On Sat, 2005-05-21 at 07:46 +0200, Dag Wieers wrote:
The FUD is related to the fact that fedora.us was never interested in working with existing repositories.
I was wondering when you'd join the conversation. ;-> First off, I never said they did.
With Fedora Extras it didn't much improve in the sense that the only way they listen is if you're part of the team and the only way to be part of the team is to sign legal papers.
From my understanding, as of January, they have a formal package
submission processor whereby you do not. I've been talking to a few people about adding my own.
Unless, of course, you want to have your own, "independent" repository, and use the formal name. Yes, that's a legal thing then, and unavoidable.
So they introduced (and are introducing) stuff that breaks my stuff and they don't care.
Someone "has to be the master." It's just reality. It is the same deal in the Debian world.
And it wouldn't even help as they're not doing RHEL packages and fork for different distributions. They actually only support the latest Fedora release and the previous Fedora release. So tough luck if you want RHEL2, RHEL3
I think that is now changing that it is now more formalized. Prior to January, it was largely just the former U of Hawaii. But now I'm seeing FE and, even more so, Lorg supporting all the way back to at least FC1. That means I'm good for RHEL3 so far -- although I admit no one can predict the future.
Not to step on your continued good will and endeavors, but how much regression testing do you do of your packages before you put them out? If it compiles, great, if it builds, ship it? That's what I assume it is?
(and when Fedora 5 is released RHEL4 packages from Fedora Extras probably don't build because of changes).
Possibly. I've been very, very critical of Red Hat's current "revisioning strategy" (or lackthereof) with Fedora Core and I believe it's ultimately going to affect their RHEL release quality. There's absolutely no reason for this, but I think some people have forgotten the stilts that RHEL is built on -- just like RHL before it.
Which is why I'm seriously considering moving to SuSE Linux, because Novell seems to have a formal Novell-SuSE strategy that ties well together. We'll see as of NL10, SL10.x, but I'm hopeful.
So you're basicly mixing a philosophy (Fedora Core development, not looking back) and the philosophy that says, keep compatibility with older distributions, and only fork when maintaining a single SPEC file is more costly than forking.
Make no mistake, I'm _no_fan_ of Red Hat's "undeclared" strategy on Fedora Core, and the greater Fedora Project in general. They are starting to take more of a "pro-active" interest in the greater Fedora Project as of January, and that's good.
It's true that RPMforge does not offer any more than the packages and the ability to help out by reporting problems. So if you have problems with any of the packages, report it, otherwise we can't help.
BTW Much of the rest of your email was pretty incorrect about the history of Fedora and existing repositories.

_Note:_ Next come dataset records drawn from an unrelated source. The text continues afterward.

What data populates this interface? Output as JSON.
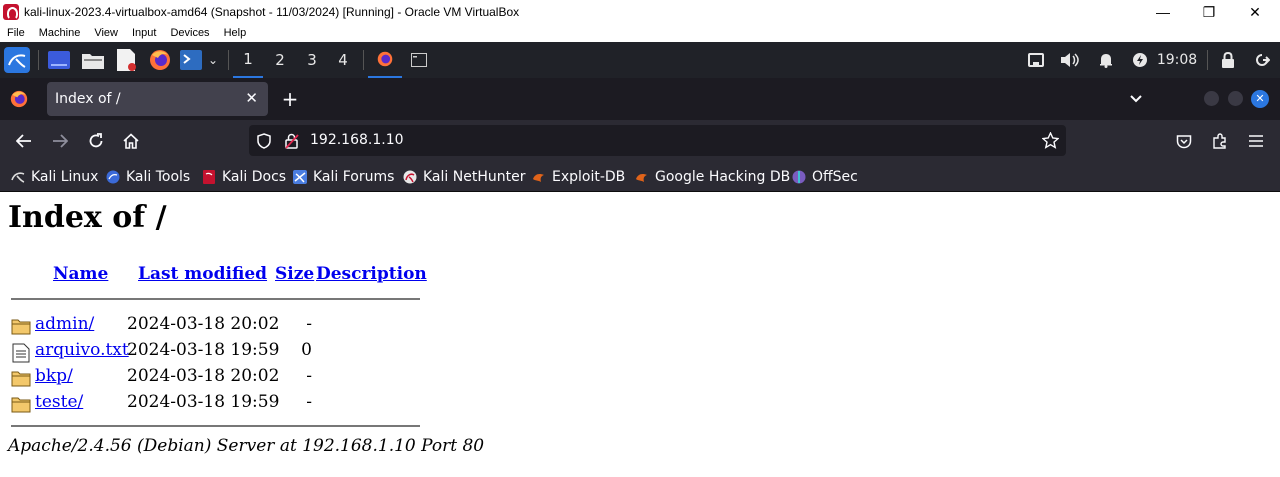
{
  "host_window": {
    "title": "kali-linux-2023.4-virtualbox-amd64 (Snapshot - 11/03/2024) [Running] - Oracle VM VirtualBox",
    "minimize": "—",
    "restore": "❐",
    "close": "✕"
  },
  "vbox_menu": [
    "File",
    "Machine",
    "View",
    "Input",
    "Devices",
    "Help"
  ],
  "kali_panel": {
    "workspaces": [
      "1",
      "2",
      "3",
      "4"
    ],
    "active_workspace": "1",
    "clock": "19:08",
    "icons": [
      "kali-menu-icon",
      "desktop-icon",
      "file-manager-icon",
      "text-editor-icon",
      "firefox-icon",
      "terminal-icon",
      "network-icon",
      "volume-icon",
      "notifications-icon",
      "power-icon",
      "lock-icon",
      "logout-icon"
    ]
  },
  "firefox": {
    "tab_title": "Index of /",
    "tab_close": "✕",
    "new_tab": "+",
    "url": "192.168.1.10",
    "bookmarks": [
      {
        "label": "Kali Linux",
        "color": "#dddddd"
      },
      {
        "label": "Kali Tools",
        "color": "#3b6ad8"
      },
      {
        "label": "Kali Docs",
        "color": "#c4122f"
      },
      {
        "label": "Kali Forums",
        "color": "#4a7de0"
      },
      {
        "label": "Kali NetHunter",
        "color": "#c4122f"
      },
      {
        "label": "Exploit-DB",
        "color": "#e0631a"
      },
      {
        "label": "Google Hacking DB",
        "color": "#e0631a"
      },
      {
        "label": "OffSec",
        "color": "#7a5cc0"
      }
    ]
  },
  "page": {
    "heading": "Index of /",
    "columns": {
      "name": "Name",
      "last_modified": "Last modified",
      "size": "Size",
      "description": "Description"
    },
    "rows": [
      {
        "name": "admin/",
        "date": "2024-03-18 20:02",
        "size": "-",
        "icon": "folder-icon"
      },
      {
        "name": "arquivo.txt",
        "date": "2024-03-18 19:59",
        "size": "0",
        "icon": "text-file-icon"
      },
      {
        "name": "bkp/",
        "date": "2024-03-18 20:02",
        "size": "-",
        "icon": "folder-icon"
      },
      {
        "name": "teste/",
        "date": "2024-03-18 19:59",
        "size": "-",
        "icon": "folder-icon"
      }
    ],
    "address": "Apache/2.4.56 (Debian) Server at 192.168.1.10 Port 80"
  }
}
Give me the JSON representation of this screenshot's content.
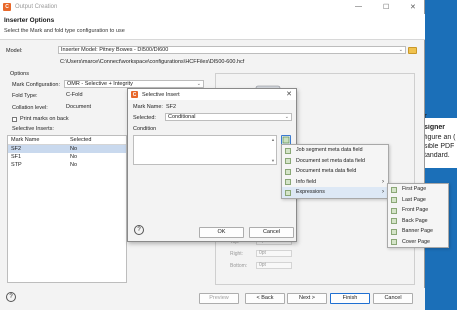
{
  "window": {
    "title": "Output Creation",
    "controls": [
      "—",
      "☐",
      "✕"
    ]
  },
  "header": {
    "title": "Inserter Options",
    "subtitle": "Select the Mark and fold type configuration to use"
  },
  "model": {
    "label": "Model:",
    "value": "Inserter Model: Pitney Bowes - DI500/DI600",
    "path": "C:\\Users\\marce\\Connect\\workspace\\configurations\\HCFFiles\\DI500-600.hcf"
  },
  "options": {
    "group_label": "Options",
    "mark_config_label": "Mark Configuration:",
    "mark_config_value": "OMR - Selective + Integrity",
    "fold_type_label": "Fold Type:",
    "fold_type_value": "C-Fold",
    "collation_label": "Collation level:",
    "collation_value": "Document",
    "print_marks_label": "Print marks on back",
    "selective_inserts_label": "Selective Inserts:"
  },
  "inserts_table": {
    "columns": [
      "Mark Name",
      "Selected"
    ],
    "rows": [
      [
        "SF2",
        "No"
      ],
      [
        "SF1",
        "No"
      ],
      [
        "STP",
        "No"
      ]
    ]
  },
  "preview": {
    "margins": [
      {
        "label": "Top:",
        "value": "0pt"
      },
      {
        "label": "Right:",
        "value": "0pt"
      },
      {
        "label": "Bottom:",
        "value": "0pt"
      }
    ]
  },
  "background_text": [
    "r",
    "signer",
    "figure an (",
    "sible PDF",
    "tandard."
  ],
  "dialog": {
    "title": "Selective Insert",
    "mark_name_label": "Mark Name:",
    "mark_name_value": "SF2",
    "selected_label": "Selected:",
    "selected_value": "Conditional",
    "condition_label": "Condition",
    "ok": "OK",
    "cancel": "Cancel"
  },
  "context_menu": {
    "items": [
      {
        "label": "Job segment meta data field"
      },
      {
        "label": "Document set meta data field"
      },
      {
        "label": "Document meta data field"
      },
      {
        "label": "Info field",
        "submenu": true
      },
      {
        "label": "Expressions",
        "submenu": true
      }
    ]
  },
  "submenu": {
    "items": [
      "First Page",
      "Last Page",
      "Front Page",
      "Back Page",
      "Banner Page",
      "Cover Page"
    ]
  },
  "footer": {
    "preview": "Preview",
    "back": "< Back",
    "next": "Next >",
    "finish": "Finish",
    "cancel": "Cancel"
  },
  "colors": {
    "accent_blue": "#1b6fb8",
    "app_orange": "#e8682a",
    "selection": "#c9d9ee"
  }
}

Can you be specific? Please correct my misinformation then, for all our benefit (including my own). A lot of my information comes from being on the Red Hat lists, talking to Red Hat employees as well as the Red Hat marketing to try to repair a lot of the damage that eWeek's mis-quotes of Michael Tiemann did back in 2003.
I started using the U of Hawaii Fedora Project as of early 2003. Before that I used FreshRPMS.NET since mid-2001. I have been using your repository on and off since late 2003 as well.
I took an interest in Connectiva's port of APT to RPM early on, and even started using it as a means of configuration management internally. When the independent repositories started springing up, that was just a bonus.
But I quickly found the U of Hawaii's APT-RPM to be the best -- at least compared to FreshRPMS.NET. The first major difference I noticed was how it handled kernel upgrades. Again, I admit I had not looked at your repository at that time, and I full claimed ignorance in an earlier post.
But I guess you weren't around back then :)
No, I wasn't actively involved with Red Hat Linux development, just on the Red Hat and other lists as a lurker. I have contributed bug fixes and package changes here and there, but nothing major. Most of it has largely been kernel-related (since 1994) but, again, nothing really notable at all.
I've been integrating Red Hat Linux into corporate networks for more than just web services (e.g., file servers, engineering build systems, etc...) since Red Hat Linux 4.2 (and various distros for various web duties before even Apache was formalized). Again, once APT came over to RPM thanx to Connectiva, it was the needed tool to help out with distributed configuration management of a Linux network.
Unlike many people in the '90s, I wasn't just using Linux as a rogue Samba or Apache server. I had distributed engineering workstations and computational networks -- so I was maintaining dozens of systems on an network, and not just one or two I could patch manually.